I have been trying to use the Tomcat module for filebeat 7.9 (Tomcat module | Filebeat Reference [7.9] | Elastic) to ingest tomcat access logs from files but my log files are producing errors. I'd like to know what format the module expects the file-based logs to be in.
Tomcat log format is configured in server.xml and the default format out of the box is "%h %l %u %t "%r" %s %b", with fields defined as
-
%h- Remote IP address -
%l- Remote logical username from identd (always returns '-') -
%u- Remote user that was authenticated (if any), else '-' (escaped if required) -
%t- Date and time, in Common Log Format -
%r- First line of the request (method and request URI) -
%s- HTTP status code of the response -
%b- Bytes sent, excluding HTTP headers, or '-' if zero
https://tomcat.apache.org/tomcat-9.0-doc/config/valve.html#Access_Log_Valve
(This is version 9, but the format appears to be the same in Tomcat 10.) This results in logs that look like:
111.22.0.333 - - [07/May/2021:17:08:49 -0400] "GET /app-path?name=john HTTP/1.1" 302 -
111.33.0.111 - - [07/May/2021:17:08:49 -0400] "GET /app-path/ HTTP/1.1" 200 14291
111.44.0.111 - - [07/May/2021:17:08:50 -0400] "GET /favicon.ico HTTP/1.1" 404 762
My module config looks like:
- module: tomcat
log:
enabled: true
# Set which input to use between udp (default), tcp or file.
var.input: file
# Set paths for the log files when file input is used.
var.paths:
- /usr/local/tomcat/logs/localhost_access_log.*
When the logs are ingested into elastic they clearly have not been properly parsed and have a dissect_parsing_error flag, e.g.:
{
"_index": "filebeat-7.9.2-default-2021.03.20-000004",
"_type": "_doc",
"_id": "CWKpSHkBuDbbQBpRlerr",
"_score": 1,
"_source": {
"agent": {
"hostname": "myserver.domain.com",
"name": "myserver.domain.com",
"id": "<hex string>",
"type": "filebeat",
"ephemeral_id": "<hex string>",
"version": "7.9.2"
},
"log": {
"file": {
"path": "/usr/local/tomcat/logs/localhost_access_log.2021-05-07.txt"
},
"offset": 243,
"flags": [
"dissect_parsing_error"
]
},
"fileset": {
"name": "log"
},
"tags": [
"tomcat.log",
"forwarded"
],
"observer": {
"product": "TomCat",
"vendor": "Apache",
"type": "Web"
},
"input": {
"type": "log"
},
"@timestamp": "2021-05-07T21:09:03.105Z",
"ecs": {
"version": "1.5.0"
},
"service": {
"type": "tomcat"
},
"event": {
"original": "111.12.0.333 - - [07/May/2021:17:08:57 -0400] \"GET /app-path?name=john HTTP/1.1\" 200 527",
"module": "tomcat",
"dataset": "tomcat.log"
}
},
"fields": {
"@timestamp": [
"2021-05-07T21:09:03.105Z"
]
}
}
I tried turning on debug in the Tomcat module config and I get the following messages in the filebeat log:
2021-05-06T21:49:47.306-0400 WARN [processor.javascript] console/console.go:52 msgid_select: no messageid captured!

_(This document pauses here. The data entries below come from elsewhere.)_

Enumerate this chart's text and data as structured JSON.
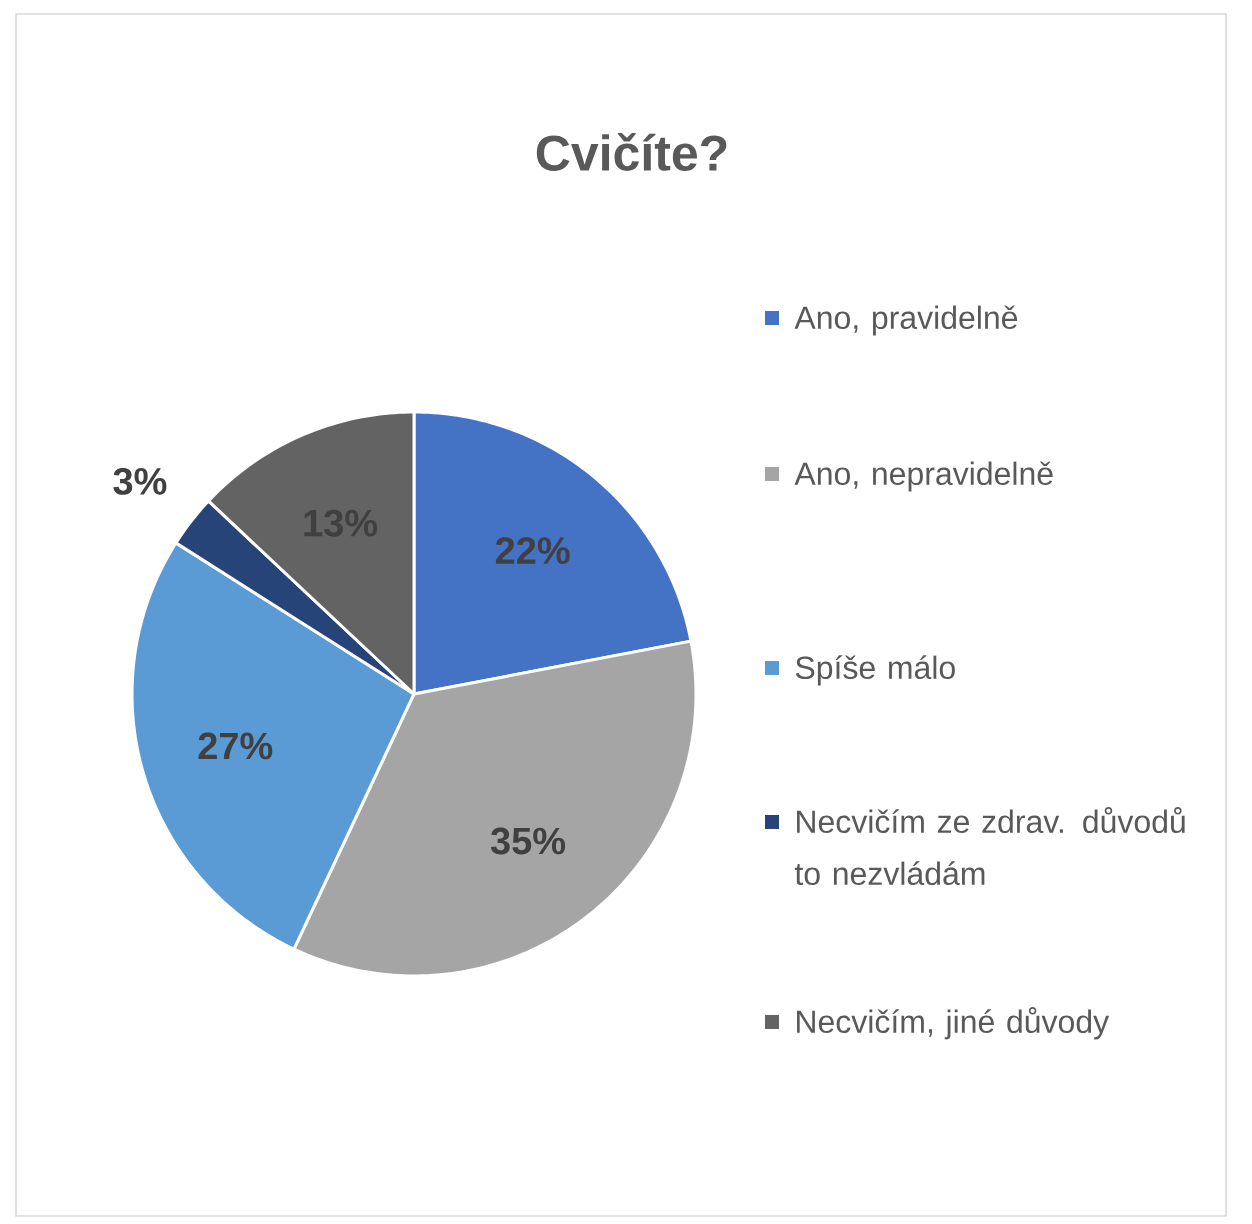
{
  "chart_data": {
    "type": "pie",
    "title": "Cvičíte?",
    "categories": [
      "Ano, pravidelně",
      "Ano, nepravidelně",
      "Spíše málo",
      "Necvičím ze zdrav. důvodů to nezvládám",
      "Necvičím, jiné důvody"
    ],
    "values": [
      22,
      35,
      27,
      3,
      13
    ],
    "value_labels": [
      "22%",
      "35%",
      "27%",
      "3%",
      "13%"
    ],
    "colors": [
      "#4472c4",
      "#a5a5a5",
      "#5b9bd5",
      "#264478",
      "#636363"
    ],
    "legend": "right"
  }
}
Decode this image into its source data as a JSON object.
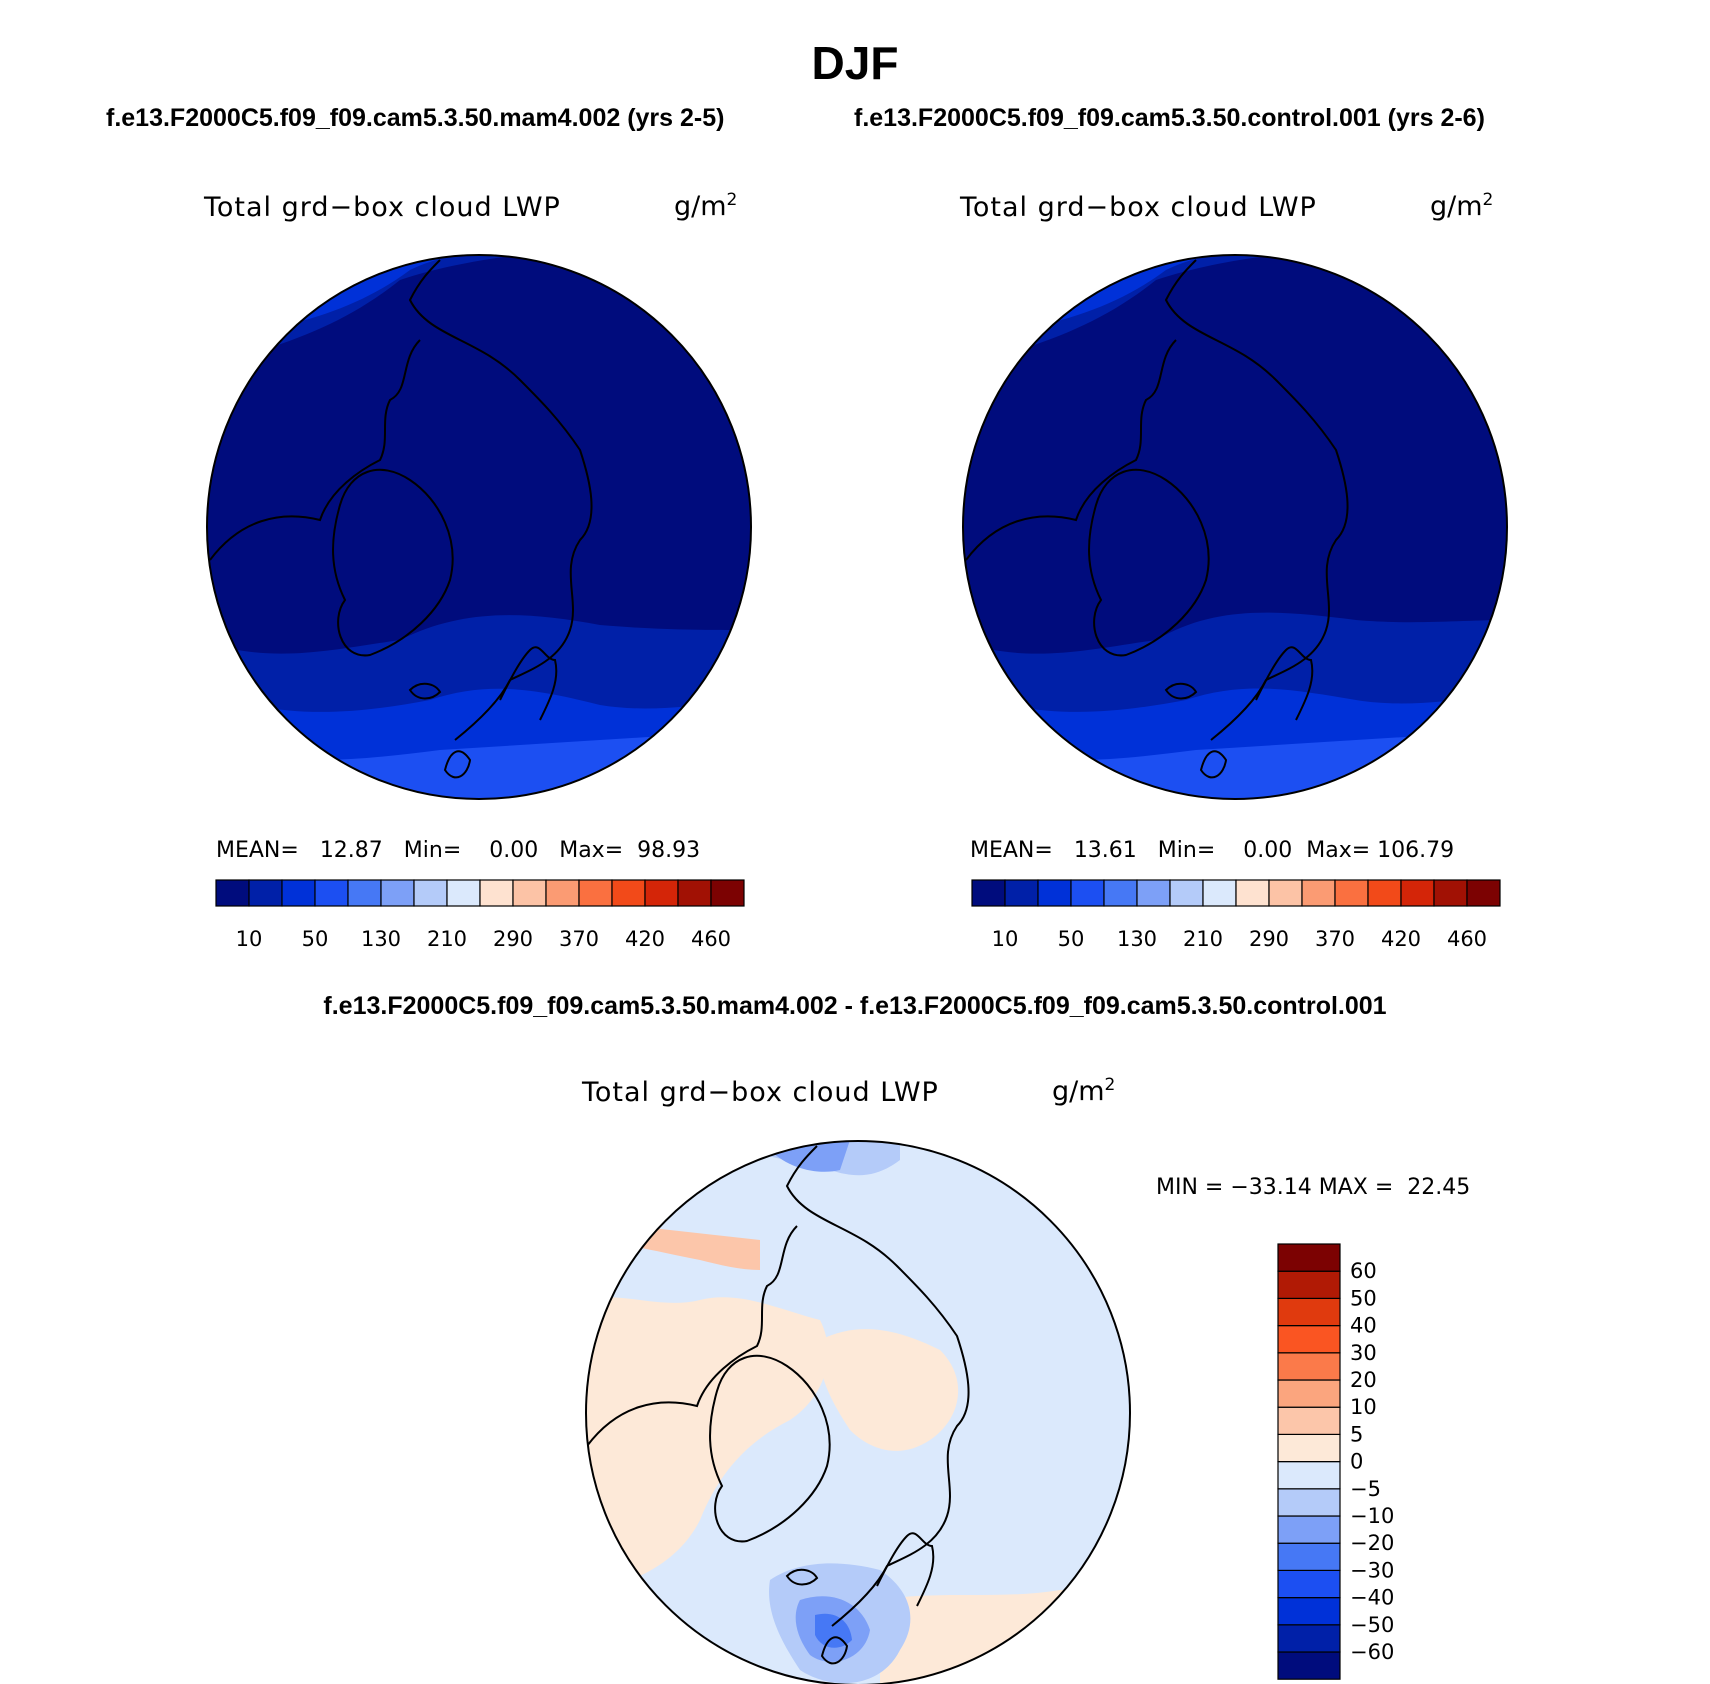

2021-05-06T21:49:47.307-0400 WARN [processor.javascript] console/console.go:52 linear_select trying entry 0
2021-05-06T21:49:47.307-0400 WARN [processor.javascript] console/console.go:52 linear_select failed entry 0
2021-05-06T21:49:47.307-0400 WARN [processor.javascript] console/console.go:52 linear_select trying entry 1
2021-05-06T21:49:47.307-0400 WARN [processor.javascript] console/console.go:52 linear_select failed entry 1
2021-05-06T21:49:47.307-0400 WARN [processor.javascript] console/console.go:52 linear_select didn't match
Any help would be appreciated. If someone could point me to an example of a working file-based config that would be great.